In Brice v. Haynes Investments LLC, No. 19-15707 (9th Cir. Sept. 16, 2021), the Ninth Circuit considered an appeal by shareholders in Native American tribe-linked online lenders of a district court order denying the shareholders’ motion to compel arbitration. The Ninth Circuit reversed the order because, under the terms of the parties’ agreement, the enforceability of the arbitration agreement was a question for the arbitrator, not the judge, to decide.

A class of consumers filed suit against investors in the now-defunct online lender Think Finance, alleging that investors violated federal racketeering law, charged consumers interest rates that were usurious under California law, and that tribal sovereign immunity did not apply. The borrowers’ loan documents contained an arbitration agreement with a provision delegating to the arbitrator questions concerning its enforceability.

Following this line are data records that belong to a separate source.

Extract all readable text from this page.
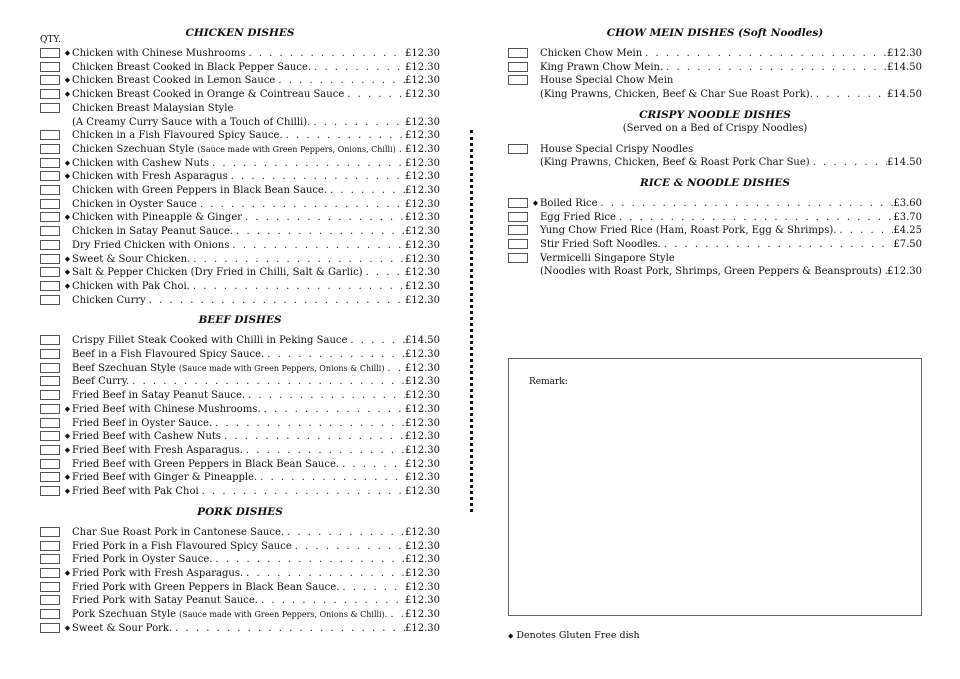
QTY.
CHICKEN DISHES
◆ Chicken with Chinese Mushrooms . . .	£12.30
Chicken Breast Cooked in Black Pepper Sauce. . . .	£12.30
◆ Chicken Breast Cooked in Lemon Sauce . . .	£12.30
◆ Chicken Breast Cooked in Orange & Cointreau Sauce . . .	£12.30
Chicken Breast Malaysian Style
(A Creamy Curry Sauce with a Touch of Chilli). . . .	£12.30
Chicken in a Fish Flavoured Spicy Sauce. . . .	£12.30
Chicken Szechuan Style (Sauce made with Green Peppers, Onions, Chilli) . . . £12.30
◆ Chicken with Cashew Nuts . . .	£12.30
◆ Chicken with Fresh Asparagus . . .	£12.30
Chicken with Green Peppers in Black Bean Sauce. . . .	£12.30
Chicken in Oyster Sauce . . .	£12.30
◆ Chicken with Pineapple & Ginger . . .	£12.30
Chicken in Satay Peanut Sauce. . . .	£12.30
Dry Fried Chicken with Onions . . .	£12.30
◆ Sweet & Sour Chicken. . . .	£12.30
◆ Salt & Pepper Chicken (Dry Fried in Chilli, Salt & Garlic) . . .	£12.30
◆ Chicken with Pak Choi. . . .	£12.30
Chicken Curry . . .	£12.30
BEEF DISHES
Crispy Fillet Steak Cooked with Chilli in Peking Sauce . . .	£14.50
Beef in a Fish Flavoured Spicy Sauce. . . .	£12.30
Beef Szechuan Style (Sauce made with Green Peppers, Onions & Chilli) . . . £12.30
Beef Curry. . . .	£12.30
Fried Beef in Satay Peanut Sauce. . . .	£12.30
◆ Fried Beef with Chinese Mushrooms. . . .	£12.30
Fried Beef in Oyster Sauce. . . .	£12.30
◆ Fried Beef with Cashew Nuts . . .	£12.30
◆ Fried Beef with Fresh Asparagus. . . .	£12.30
Fried Beef with Green Peppers in Black Bean Sauce. . . .	£12.30
◆ Fried Beef with Ginger & Pineapple. . . .	£12.30
◆ Fried Beef with Pak Choi . . .	£12.30
PORK DISHES
Char Sue Roast Pork in Cantonese Sauce. . . .	£12.30
Fried Pork in a Fish Flavoured Spicy Sauce . . .	£12.30
Fried Pork in Oyster Sauce. . . .	£12.30
◆ Fried Pork with Fresh Asparagus. . . .	£12.30
Fried Pork with Green Peppers in Black Bean Sauce. . . .	£12.30
Fried Pork with Satay Peanut Sauce. . . .	£12.30
Pork Szechuan Style (Sauce made with Green Peppers, Onions & Chilli). . . . £12.30
◆ Sweet & Sour Pork. . . .	£12.30
CHOW MEIN DISHES (Soft Noodles)
Chicken Chow Mein . . .	£12.30
King Prawn Chow Mein. . . .	£14.50
House Special Chow Mein
(King Prawns, Chicken, Beef & Char Sue Roast Pork). . . .	£14.50
CRISPY NOODLE DISHES
(Served on a Bed of Crispy Noodles)
House Special Crispy Noodles
(King Prawns, Chicken, Beef & Roast Pork Char Sue) . . .	£14.50
RICE & NOODLE DISHES
◆ Boiled Rice . . .	£3.60
Egg Fried Rice . . .	£3.70
Yung Chow Fried Rice (Ham, Roast Pork, Egg & Shrimps). . . .	£4.25
Stir Fried Soft Noodles. . . .	£7.50
Vermicelli Singapore Style
(Noodles with Roast Pork, Shrimps, Green Peppers & Beansprouts) . . . £12.30
Remark:
◆ Denotes Gluten Free dish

The district court denied the defendant shareholders’ motion to compel arbitration, holding that a choice of law provision in the parties’ agreement requiring the arbitrator to apply tribal law effectively constituted a “prospective waiver” of the plaintiffs’ substantive rights to pursue federal statutory claims.

On appeal, the shareholders argued that the lower court erred because it failed to address the threshold question of whether the provision delegating questions of arbitrability to the arbitrator was unenforceable. If the delegation provision was enforceable, then any questions concerning the enforceability of the broader agreement to arbitrate were for the arbitrator to decide.

In an opinion authored by the Hon. Danielle J. Forrest, the Ninth Circuit panel majority agreed with the defendant shareholders. “Where a delegation provision exists, courts first must focus on the enforceability of that specific provision, not the enforceability of the arbitration agreement as a whole.” Under the governing Supreme Court precedents of Rent-A-Center, West, Inc. v. Jackson, 561 U.S. 63 (2010) and Am. Express Co. v. Italian Colors Rest., 570 U.S. 228, 235 (2013) “the delegation provision is enforceable because it d[id] not eliminate Borrowers’ right to pursue in arbitration their prospective-waiver challenge to the arbitration agreement as a whole, even though that challenge arises under federal law.”

The dissent, authored by the Hon. William A. Fletcher, disagreed and argued that that the majority “misunderst[ood] the effect of the choice-of-law provisions in the agreements,” which in his view precluded the arbitrator from applying anything other than tribal law and a small, irrelevant subset of federal law. For the dissent, the choice of law provision effectively invalidated both the delegation provision and the arbitration clause.

The Brice decision creates a circuit split with the Second, Third and Fourth Circuits, which have affirmed decisions refusing to compel arbitration in similar cases involving the application of tribal law to consumer loan agreements. The panel majority addressed these decisions, noting that the out-of-circuit cases conflated “the question of who decides arbitrability with the separate question of who prevails on arbitrability.” Where “there is a clear delegation provision” the question of enforceability is “not for us — or anyone else wearing a black robe — to decide. Instead, it is for the arbitrator to decide so long as the delegation provision itself does not eliminate parties’ rights to purse their federal remedies[.]” While this question may ultimately need to be decided by the Supreme Court, in the meantime businesses should review their consumer arbitration clauses and carefully consider whether they intend the arbitrator or the court to determine enforceability in the first instance.